Since the hack distance relative to the furnace hot face was fixed at approximately 8 in., entrainment ratio comparisons were made at a fixed distance of 4 in., or halfway between the hot face and hack. For comparison purposes, the entrainment ratio for each burner placement was further normalized by dividing by the flush-mounted long-nose burner entrainment ratio at 4 in. The normalized entrainment ratios were 1.0 for the standard or flush-mounted case, and 1.93, 1.77 and 1.47 for the 6-, 12-, and 19-in. recessed cases, respectively. The entrainment ratio was maximized at 1.93 with the burner recessed 6 in. in a tunnel that was equal in width and height to the size of the burner block. In fact, even the 12- and 19-in. recessed cases resulted in far more entrainment-77% and 47%, respectively-than the flush-mounted burner.

Figure 5. Standard burner, 19-in. recessed tunnel load temperature profile.
However, the effective temperature distribution in the furnace and load must also be considered. The resulting temperature distribution on the bottom surface of the load for the flush-mounted case is shown in Figure 4. The flush-mounted burner installation resulted in the hottest load bottom surface temperature of 1810°F substantially to the right of the center, with a cool spot near the burner of 1690°F for a load temperature delta of ±60°F.

Figure 5 shows the extreme or 19-in. tunnel length recessed load temperature profile, with the peak temperature near the tunnel discharge end equal to 1910°F and a minimum hack surface temperature of 1630°F farthest from the burner for an overall temperature delta of ±140°F.

Figure 6. Standard burner, 6-in. recessed tunnel load temperature profile.
Figure 6 shows the 6-in. recessed burner, which has a load peak temperature of 1820°F in the center of the hack and a minimum temperature of 1750°F near both ends of the hack, resulting in the best overall temperature delta of ±35°F.

Figure 7 shows a side temperature profile of the 6-in. recessed burner. A desirable heat release pattern and overall flame size for the furnace geometry in question are evident. In addition, a 14% reduction in NOx emissions was predicted with the 6-in. recessed burner vs. the flush-mounted burner due to the increased entrainment ratios and associated reduced peak flame temperatures.

Figure 7. Standard burner, 6-in. recessed tunnel temperature profile.
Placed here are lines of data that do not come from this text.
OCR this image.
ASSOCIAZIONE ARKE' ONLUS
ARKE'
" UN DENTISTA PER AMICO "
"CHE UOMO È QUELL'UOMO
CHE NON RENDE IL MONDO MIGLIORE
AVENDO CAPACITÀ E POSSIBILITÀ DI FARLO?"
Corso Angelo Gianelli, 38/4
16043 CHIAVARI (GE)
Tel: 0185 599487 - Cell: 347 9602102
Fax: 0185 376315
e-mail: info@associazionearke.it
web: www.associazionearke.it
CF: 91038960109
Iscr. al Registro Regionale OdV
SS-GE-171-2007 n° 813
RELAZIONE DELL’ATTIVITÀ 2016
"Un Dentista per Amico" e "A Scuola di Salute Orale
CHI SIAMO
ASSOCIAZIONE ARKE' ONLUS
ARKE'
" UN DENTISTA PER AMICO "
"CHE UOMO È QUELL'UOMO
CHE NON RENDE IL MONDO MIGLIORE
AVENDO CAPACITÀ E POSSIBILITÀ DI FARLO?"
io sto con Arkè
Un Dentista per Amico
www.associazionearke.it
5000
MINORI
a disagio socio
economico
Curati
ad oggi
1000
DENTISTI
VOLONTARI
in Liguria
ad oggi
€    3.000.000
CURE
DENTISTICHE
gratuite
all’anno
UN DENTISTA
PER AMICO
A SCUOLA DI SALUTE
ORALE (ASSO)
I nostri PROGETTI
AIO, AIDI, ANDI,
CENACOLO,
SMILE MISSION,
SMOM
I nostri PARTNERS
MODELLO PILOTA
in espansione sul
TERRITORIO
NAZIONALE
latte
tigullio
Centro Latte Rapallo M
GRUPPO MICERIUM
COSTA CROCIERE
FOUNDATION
In this study, the 6-in. recessed burner provided peak entrainment ratios near the hack, as well as the most uniform hack surface temperature distribution. These results can be broadly interpreted to mean that a 6-in. recessed burner is ideal in all thick-wall tunnel kilns; however, caution must be exercised when applying results from one kiln analysis to other kilns. For a wider kiln than the one modeled here, a flush-mounted burner might provide better temperature uniformity than a recessed burner. Other factors that can affect performance include the tunnel dimensions (especially with oversized tunnels) and the hack or load distance in both the horizontal and vertical planes from the burner nozzle.

To ensure completely optimized burner placement-including optimized flue gas entrainment ratios, enhanced temperature uniformity, reduced fuel consumption and lower NOx emissions-manufacturers should carefully evaluate all kiln parameters and obtain advice from an experienced kiln/burner professional.